Key Points

James Clerk Maxwell proposed that a changing electric field produces a magnetic field, which is the converse of Faraday's law of induction. This idea is fundamental to the existence of electromagnetic waves.

Displacement current ($i_d$) is a current that exists due to a time-varying electric field. It is given by the formula $i_d = \varepsilon_0 \frac{d\Phi_E}{dt}$, where $\Phi_E$ is the electric flux.

This is the modified form of Ampere's circuital law that includes displacement current. The law is stated as $\oint \mathbf{B} \cdot d\mathbf{l} = \mu_0 (i_c + i_d) = \mu_0 i_c + \mu_0 \varepsilon_0 \frac{d\Phi_E}{dt}$.
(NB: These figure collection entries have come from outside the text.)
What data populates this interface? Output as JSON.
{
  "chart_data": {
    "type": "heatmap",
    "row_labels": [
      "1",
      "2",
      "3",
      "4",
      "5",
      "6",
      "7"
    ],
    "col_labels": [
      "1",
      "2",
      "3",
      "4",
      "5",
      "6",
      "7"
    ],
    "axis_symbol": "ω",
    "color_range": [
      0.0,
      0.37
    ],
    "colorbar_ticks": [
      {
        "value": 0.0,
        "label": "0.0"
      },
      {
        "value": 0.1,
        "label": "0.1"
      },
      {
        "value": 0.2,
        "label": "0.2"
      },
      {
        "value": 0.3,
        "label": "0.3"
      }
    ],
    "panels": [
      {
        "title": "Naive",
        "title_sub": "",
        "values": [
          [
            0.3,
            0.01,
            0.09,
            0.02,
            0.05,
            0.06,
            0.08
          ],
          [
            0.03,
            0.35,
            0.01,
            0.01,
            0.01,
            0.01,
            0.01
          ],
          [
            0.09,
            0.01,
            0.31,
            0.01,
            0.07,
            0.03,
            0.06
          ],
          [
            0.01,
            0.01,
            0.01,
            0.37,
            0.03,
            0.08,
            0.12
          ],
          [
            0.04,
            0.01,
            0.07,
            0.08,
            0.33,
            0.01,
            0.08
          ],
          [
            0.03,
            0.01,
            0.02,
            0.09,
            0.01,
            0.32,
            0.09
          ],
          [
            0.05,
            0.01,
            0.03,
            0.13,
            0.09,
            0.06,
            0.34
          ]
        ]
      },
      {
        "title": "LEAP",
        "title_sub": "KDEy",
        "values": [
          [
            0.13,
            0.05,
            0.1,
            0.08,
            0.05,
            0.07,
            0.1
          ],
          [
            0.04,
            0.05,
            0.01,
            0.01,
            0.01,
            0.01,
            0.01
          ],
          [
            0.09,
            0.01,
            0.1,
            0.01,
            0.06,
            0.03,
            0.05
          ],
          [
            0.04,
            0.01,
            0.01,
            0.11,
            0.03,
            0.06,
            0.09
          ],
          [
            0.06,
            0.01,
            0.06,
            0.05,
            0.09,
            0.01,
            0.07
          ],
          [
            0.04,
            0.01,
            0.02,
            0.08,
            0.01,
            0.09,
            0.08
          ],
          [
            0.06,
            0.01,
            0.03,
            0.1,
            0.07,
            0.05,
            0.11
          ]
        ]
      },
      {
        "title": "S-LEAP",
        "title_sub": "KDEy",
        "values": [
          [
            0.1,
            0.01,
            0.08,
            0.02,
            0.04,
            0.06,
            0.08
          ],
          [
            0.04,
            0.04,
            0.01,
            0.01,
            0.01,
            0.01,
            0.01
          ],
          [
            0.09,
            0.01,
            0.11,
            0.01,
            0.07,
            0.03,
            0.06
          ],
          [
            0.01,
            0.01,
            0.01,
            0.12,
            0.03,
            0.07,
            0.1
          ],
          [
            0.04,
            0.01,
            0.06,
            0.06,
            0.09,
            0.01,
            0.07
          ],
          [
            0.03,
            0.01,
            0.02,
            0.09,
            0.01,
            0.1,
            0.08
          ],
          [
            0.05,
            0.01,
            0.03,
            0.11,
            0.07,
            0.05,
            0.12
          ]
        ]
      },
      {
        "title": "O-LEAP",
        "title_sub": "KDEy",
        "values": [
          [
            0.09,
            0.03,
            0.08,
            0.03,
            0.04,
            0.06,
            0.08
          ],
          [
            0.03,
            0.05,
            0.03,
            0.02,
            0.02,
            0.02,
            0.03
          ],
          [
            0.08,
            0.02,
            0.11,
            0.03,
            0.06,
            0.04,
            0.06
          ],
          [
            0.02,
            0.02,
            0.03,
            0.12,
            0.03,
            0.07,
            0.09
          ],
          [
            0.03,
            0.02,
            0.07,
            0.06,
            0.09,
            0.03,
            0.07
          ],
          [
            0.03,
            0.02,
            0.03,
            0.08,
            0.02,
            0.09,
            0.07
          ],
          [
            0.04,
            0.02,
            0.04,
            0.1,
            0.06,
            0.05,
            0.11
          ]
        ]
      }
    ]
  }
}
These four equations (Gauss's Law for electricity, Gauss's Law for magnetism, Faraday's Law, and Ampere-Maxwell Law) form the complete basis of classical electromagnetism.

Electromagnetic (EM) waves are produced by accelerated electric charges. An oscillating charge is a primary example of a source that radiates EM waves.

EM waves are transverse in nature. The oscillating electric field vector (E), magnetic field vector (B), and the direction of wave propagation are all mutually perpendicular.

EM waves are self-sustaining oscillations of electric and magnetic fields that do not require a material medium for propagation. They travel through vacuum and carry energy and momentum.

In vacuum, all EM waves travel at the speed of light, c, which is a fundamental constant. It is given by $c = \frac{1}{\sqrt{\mu_0 \varepsilon_0}} \approx 3 \times 10^8 \text{ m/s}$.

In a material medium with absolute permittivity $\varepsilon$ and absolute permeability $\mu$, the speed of EM waves is reduced to $v = \frac{1}{\sqrt{\mu \varepsilon}}$.

The amplitudes of the electric field ($E_0$) and magnetic field ($B_0$) in an EM wave are related. In vacuum, the relationship is $E_0 = cB_0$.

For a plane EM wave traveling along the z-axis, the fields can be represented sinusoidally as $E_x = E_0 \sin(kz - \omega t)$ and $B_y = B_0 \sin(kz - \omega t)$.

The speed of an EM wave is related to its frequency ($\nu$) and wavelength ($\lambda$) by $c = \nu \lambda$. The angular frequency is $\omega = 2\pi\nu$ and the wave number is $k = \frac{2\pi}{\lambda}$.

The electromagnetic spectrum is the continuous range of all possible frequencies of electromagnetic radiation. Waves are classified into different types based on their frequency or wavelength.

In order of decreasing wavelength (increasing frequency and energy), the spectrum includes: Radio waves, Microwaves, Infrared, Visible light, Ultraviolet, X-rays, and Gamma rays.

Radio waves are produced by oscillating charges in conducting wires and are used in communication. Microwaves are used in radar systems and for heating in microwave ovens.

Infrared waves are produced by hot bodies and are associated with heat. Visible light is the narrow part of the spectrum that the human eye can detect.

Ultraviolet (UV) rays can cause skin tanning and are used for sterilization. X-rays are used for medical imaging, and Gamma rays, having the highest energy, are used in radiotherapy to destroy cancer cells.